Monday, January 25, 2010

Sonny's Blues

This story was really sad to me, and way too real. The narrator's life, and to an even greater extent Sonny's life, seemed to be characterized by a series of tragic events. They grew up in a bad area, fell in with the wrong crowd, their father died while they were young. Sonny got involved in a life of drugs that he didn't want to be a part of. They both tried to escape by joining the military, but inevitably returned. Their mother died while Sonny was still young. Before long their children were growing up in all of it, and they knew the children were going to have the same experiences they themselves had growing up. That more than anything would bother me. Then the narrator's daughter died a horrible death at a very young age. It just seemed like their whole lives were just one tragic event after another.

Towards the end of page 37 through the beginning of page 38, it seems the narrator describes his life and the life of everyone around him as a never ending story of poverty, tragedy and hopelessness. Its a cycle that makes people get trapped and make the same mistakes as those before them over and over again. Everyone is a part of it. No one can seem to escape it. Even when they get out, they seem to come right back like Sonny did. Because like it or not, its become who they are and they've got nowhere else to go.

This realization seemed to impact Sonny more than it did his older brother. The narrator seemed to be somewhat at peace with his life, as long as it did not concern Sonny. He seemed to know that he couldn't get out completely, but that he had done the best he could with what he had. He never got involved in the life that Sonny did, and he even said at one point that he supposed someone could say that he "got out" because he was a school teacher. He still lived in the same type of place, but he wasn't so involved in all the bad things that came along with it. The only thing he seemed to not be at peace with was Sonny's life. But I suppose that is okay. He was just playing the part of the older brother. They didn't have parents anymore, so he was the only real person Sonny had to look up to. And Sonny wasn't at peace with his own life, so I wouldn't expect his uptight older brother to be either.

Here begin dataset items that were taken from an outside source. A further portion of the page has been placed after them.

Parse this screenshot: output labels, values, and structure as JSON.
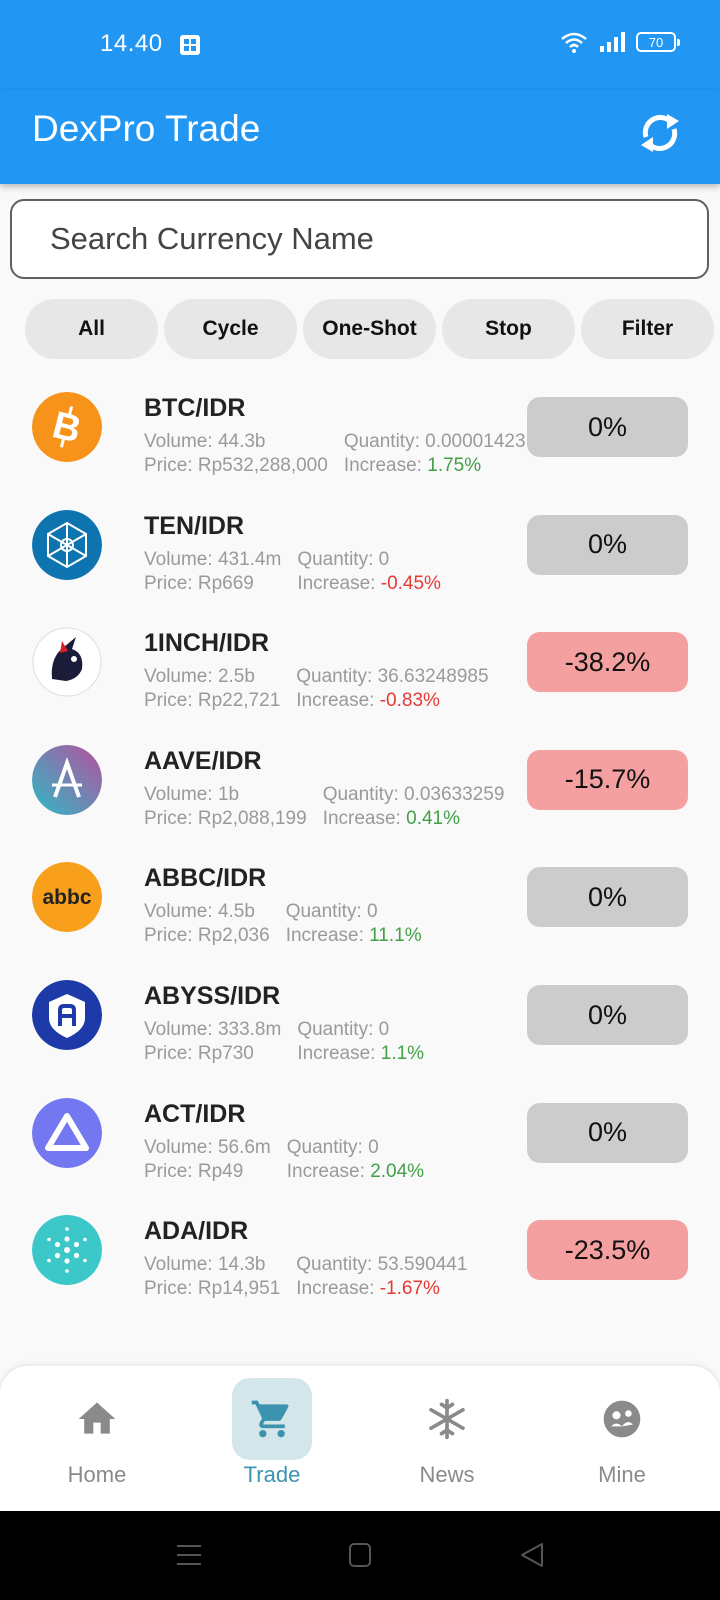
{
  "status": {
    "time": "14.40",
    "battery": "70"
  },
  "app": {
    "title": "DexPro Trade"
  },
  "search": {
    "placeholder": "Search Currency Name"
  },
  "filters": [
    "All",
    "Cycle",
    "One-Shot",
    "Stop",
    "Filter"
  ],
  "labels": {
    "volume": "Volume: ",
    "quantity": "Quantity: ",
    "price": "Price: ",
    "increase": "Increase: "
  },
  "coins": [
    {
      "pair": "BTC/IDR",
      "volume": "44.3b",
      "quantity": "0.00001423",
      "price": "Rp532,288,000",
      "increase": "1.75%",
      "trend": "pos",
      "pct": "0%",
      "pct_style": "gray",
      "icon": "bitcoin-icon",
      "color": "#f7931a"
    },
    {
      "pair": "TEN/IDR",
      "volume": "431.4m",
      "quantity": "0",
      "price": "Rp669",
      "increase": "-0.45%",
      "trend": "neg",
      "pct": "0%",
      "pct_style": "gray",
      "icon": "tokenomy-icon",
      "color": "#0d74b0"
    },
    {
      "pair": "1INCH/IDR",
      "volume": "2.5b",
      "quantity": "36.63248985",
      "price": "Rp22,721",
      "increase": "-0.83%",
      "trend": "neg",
      "pct": "-38.2%",
      "pct_style": "red",
      "icon": "unicorn-icon",
      "color": "#ffffff"
    },
    {
      "pair": "AAVE/IDR",
      "volume": "1b",
      "quantity": "0.03633259",
      "price": "Rp2,088,199",
      "increase": "0.41%",
      "trend": "pos",
      "pct": "-15.7%",
      "pct_style": "red",
      "icon": "aave-icon",
      "color": "#8b5fbf"
    },
    {
      "pair": "ABBC/IDR",
      "volume": "4.5b",
      "quantity": "0",
      "price": "Rp2,036",
      "increase": "11.1%",
      "trend": "pos",
      "pct": "0%",
      "pct_style": "gray",
      "icon": "abbc-icon",
      "color": "#f89f1b"
    },
    {
      "pair": "ABYSS/IDR",
      "volume": "333.8m",
      "quantity": "0",
      "price": "Rp730",
      "increase": "1.1%",
      "trend": "pos",
      "pct": "0%",
      "pct_style": "gray",
      "icon": "abyss-icon",
      "color": "#1e3aa8"
    },
    {
      "pair": "ACT/IDR",
      "volume": "56.6m",
      "quantity": "0",
      "price": "Rp49",
      "increase": "2.04%",
      "trend": "pos",
      "pct": "0%",
      "pct_style": "gray",
      "icon": "achain-icon",
      "color": "#7378f0"
    },
    {
      "pair": "ADA/IDR",
      "volume": "14.3b",
      "quantity": "53.590441",
      "price": "Rp14,951",
      "increase": "-1.67%",
      "trend": "neg",
      "pct": "-23.5%",
      "pct_style": "red",
      "icon": "cardano-icon",
      "color": "#3cc8c8"
    }
  ],
  "nav": [
    {
      "label": "Home",
      "icon": "home-icon"
    },
    {
      "label": "Trade",
      "icon": "cart-icon",
      "active": true
    },
    {
      "label": "News",
      "icon": "snowflake-icon"
    },
    {
      "label": "Mine",
      "icon": "face-icon"
    }
  ],
  "colors": {
    "primary": "#2196f3",
    "positive": "#43a047",
    "negative": "#e53935",
    "chip": "#e7e7e7",
    "pct_gray": "#cccccc",
    "pct_red": "#f5a0a0",
    "nav_active": "#3b93b0"
  }
}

Sonny never had much to rely on. He only really had his music. I thought it was ironic that his music was supposed to be his way out, but it was really what dragged him deeper into that life than he had ever been. The turning point came when he was living at Isabel's, practicing his music and he got into a fight with Isabel's mother. He realized then that nobody really cared about him and they were only taking care of him as a favor to his older brother. So he left, and once he was done with the military he made his inevitable return. By then he didn't fit anywhere except with the musicians. The heroin addicted musicians. By the end of the story, Sonny was as trapped within the musician part of his life as he was with any other part of his life. It was supposed to be his way out, and it only trapped him even more. No matter what he did, Sonny could not escape his life. It was just a sad story of tragic events and hopelessness.